As prices for products such as gas, steaks, bacon and camping gear soar rapidly, eating into paychecks and grabbing headlines, consumers are more likely to take notice and ask a better salary.
“Things change completely when inflation is a big number,” Mr. Blanchard said. “The salience changes.”
There are signs that wages are contributing to higher prices, at the margin. Prices have recently started to rise sharply for basic services, a set of purchases outside of health care, rent and transport for which wages tend to be a major cost of production.
“It was concerning,” said Alan Detmeister, an economist at UBS who previously led the Fed’s wages and prices section. But, he added, this is hardly conclusive.
More anecdotally, stories of workers getting big pay rises in a tight labor market abound.
While wages in less-skilled areas like leisure and hospitality have been rising rapidly for months, pay for professionals may also be on the verge of a recovery: banks have made large base salary increases and Amazon will raise its maximum base salary for businesses and tech workers to $350,000 from $160,000 as it competes for a limited pool of highly skilled employees.
Amazon, which has also raised wages for warehouse workers, raised prices partly in response.
“With the continued expansion of Prime member benefits and the increase in member usage we’ve seen, as well as rising wages and transportation costs, Amazon will increase the price of our Prime membership in the United States. United,” Brian T. Olsavsky, the company’s chief financial officer, said during a Feb. 3 earnings call. The monthly price goes from $12.99 to $14.99 and the annual subscription goes from $119 to $139.
“This is our first price increase since 2018,” Olsavsky noted.
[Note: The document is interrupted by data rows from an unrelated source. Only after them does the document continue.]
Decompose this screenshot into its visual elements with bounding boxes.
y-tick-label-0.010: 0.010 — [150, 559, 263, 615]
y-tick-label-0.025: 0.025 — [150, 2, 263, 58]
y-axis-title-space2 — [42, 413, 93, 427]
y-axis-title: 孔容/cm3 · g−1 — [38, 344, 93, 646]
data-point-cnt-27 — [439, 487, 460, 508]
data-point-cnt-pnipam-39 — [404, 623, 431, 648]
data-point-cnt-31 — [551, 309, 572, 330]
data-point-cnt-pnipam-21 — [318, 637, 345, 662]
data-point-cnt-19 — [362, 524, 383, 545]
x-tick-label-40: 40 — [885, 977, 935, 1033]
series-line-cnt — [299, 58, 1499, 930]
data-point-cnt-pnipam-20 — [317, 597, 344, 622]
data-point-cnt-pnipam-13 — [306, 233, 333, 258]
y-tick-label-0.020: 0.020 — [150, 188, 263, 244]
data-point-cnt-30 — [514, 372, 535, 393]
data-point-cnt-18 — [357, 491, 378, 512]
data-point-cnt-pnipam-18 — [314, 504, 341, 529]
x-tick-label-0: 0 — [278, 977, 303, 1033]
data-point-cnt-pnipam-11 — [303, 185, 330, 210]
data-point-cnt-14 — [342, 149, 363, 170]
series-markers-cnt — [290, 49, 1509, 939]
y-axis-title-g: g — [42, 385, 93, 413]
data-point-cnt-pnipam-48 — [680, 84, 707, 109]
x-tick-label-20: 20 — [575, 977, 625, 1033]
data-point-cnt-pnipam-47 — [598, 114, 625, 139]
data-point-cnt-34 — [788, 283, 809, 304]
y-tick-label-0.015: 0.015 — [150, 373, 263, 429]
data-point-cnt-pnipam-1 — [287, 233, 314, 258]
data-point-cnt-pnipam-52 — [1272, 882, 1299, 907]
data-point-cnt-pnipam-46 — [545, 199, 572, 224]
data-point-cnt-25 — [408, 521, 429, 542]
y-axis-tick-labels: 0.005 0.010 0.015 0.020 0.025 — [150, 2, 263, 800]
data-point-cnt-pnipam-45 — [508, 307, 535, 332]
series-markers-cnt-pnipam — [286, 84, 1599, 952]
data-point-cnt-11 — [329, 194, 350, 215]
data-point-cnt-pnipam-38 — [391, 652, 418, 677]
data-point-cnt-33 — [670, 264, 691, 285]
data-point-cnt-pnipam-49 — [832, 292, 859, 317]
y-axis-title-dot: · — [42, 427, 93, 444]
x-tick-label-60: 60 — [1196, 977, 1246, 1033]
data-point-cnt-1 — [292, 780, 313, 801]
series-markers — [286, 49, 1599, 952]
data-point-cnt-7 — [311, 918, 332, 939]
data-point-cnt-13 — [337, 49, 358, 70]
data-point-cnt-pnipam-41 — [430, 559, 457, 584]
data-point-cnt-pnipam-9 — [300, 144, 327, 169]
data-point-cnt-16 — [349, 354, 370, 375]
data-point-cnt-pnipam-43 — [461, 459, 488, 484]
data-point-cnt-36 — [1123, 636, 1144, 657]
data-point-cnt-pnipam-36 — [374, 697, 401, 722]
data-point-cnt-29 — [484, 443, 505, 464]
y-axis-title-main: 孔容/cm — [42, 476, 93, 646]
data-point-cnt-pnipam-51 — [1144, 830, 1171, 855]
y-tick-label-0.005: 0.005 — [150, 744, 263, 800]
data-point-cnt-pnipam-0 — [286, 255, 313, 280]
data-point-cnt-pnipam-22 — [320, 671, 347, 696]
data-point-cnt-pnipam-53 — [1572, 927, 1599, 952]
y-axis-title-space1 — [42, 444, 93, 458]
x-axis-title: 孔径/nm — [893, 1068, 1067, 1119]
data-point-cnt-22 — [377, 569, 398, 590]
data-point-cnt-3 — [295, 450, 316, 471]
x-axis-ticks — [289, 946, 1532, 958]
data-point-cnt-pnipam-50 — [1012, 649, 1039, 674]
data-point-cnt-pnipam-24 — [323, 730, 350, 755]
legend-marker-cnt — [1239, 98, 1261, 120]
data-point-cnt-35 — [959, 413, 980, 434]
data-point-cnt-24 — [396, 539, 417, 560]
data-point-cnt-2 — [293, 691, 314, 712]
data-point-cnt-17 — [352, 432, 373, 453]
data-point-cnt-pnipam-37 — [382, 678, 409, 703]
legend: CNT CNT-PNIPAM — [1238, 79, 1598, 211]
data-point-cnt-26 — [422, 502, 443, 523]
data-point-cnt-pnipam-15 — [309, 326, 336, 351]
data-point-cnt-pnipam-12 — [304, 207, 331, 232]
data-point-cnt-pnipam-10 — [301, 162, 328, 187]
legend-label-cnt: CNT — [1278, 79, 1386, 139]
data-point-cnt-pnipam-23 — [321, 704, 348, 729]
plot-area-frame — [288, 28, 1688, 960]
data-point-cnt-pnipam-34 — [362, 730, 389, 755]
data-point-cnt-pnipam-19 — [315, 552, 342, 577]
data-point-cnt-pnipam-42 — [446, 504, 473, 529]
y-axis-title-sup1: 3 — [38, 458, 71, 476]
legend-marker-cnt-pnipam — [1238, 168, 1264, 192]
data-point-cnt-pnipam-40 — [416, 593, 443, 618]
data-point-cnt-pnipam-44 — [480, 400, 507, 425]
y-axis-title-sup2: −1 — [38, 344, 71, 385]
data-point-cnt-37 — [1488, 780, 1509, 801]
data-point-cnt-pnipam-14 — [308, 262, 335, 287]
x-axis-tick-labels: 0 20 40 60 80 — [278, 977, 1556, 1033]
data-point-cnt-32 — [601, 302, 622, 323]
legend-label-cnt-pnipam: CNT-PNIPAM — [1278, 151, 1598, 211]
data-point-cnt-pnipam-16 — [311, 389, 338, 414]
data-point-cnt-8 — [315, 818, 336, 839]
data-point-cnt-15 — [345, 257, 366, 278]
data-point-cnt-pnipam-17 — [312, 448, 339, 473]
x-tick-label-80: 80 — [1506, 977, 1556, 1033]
Other companies are raising wages but said they are covering rising costs by improving efficiency. It’s the kind of sweet spot the White House and the Fed are hoping for, because it could allow workers to earn more without relentlessly putting pressure on prices.
“We anticipate during our annual review process that we will have a nominally higher salary increase for our associates,” Kevin Hourican, president and chief executive of food retailer Sysco, said in a conference call. February 8. “And we have productivity improvement efforts that can help offset those kinds of increases.”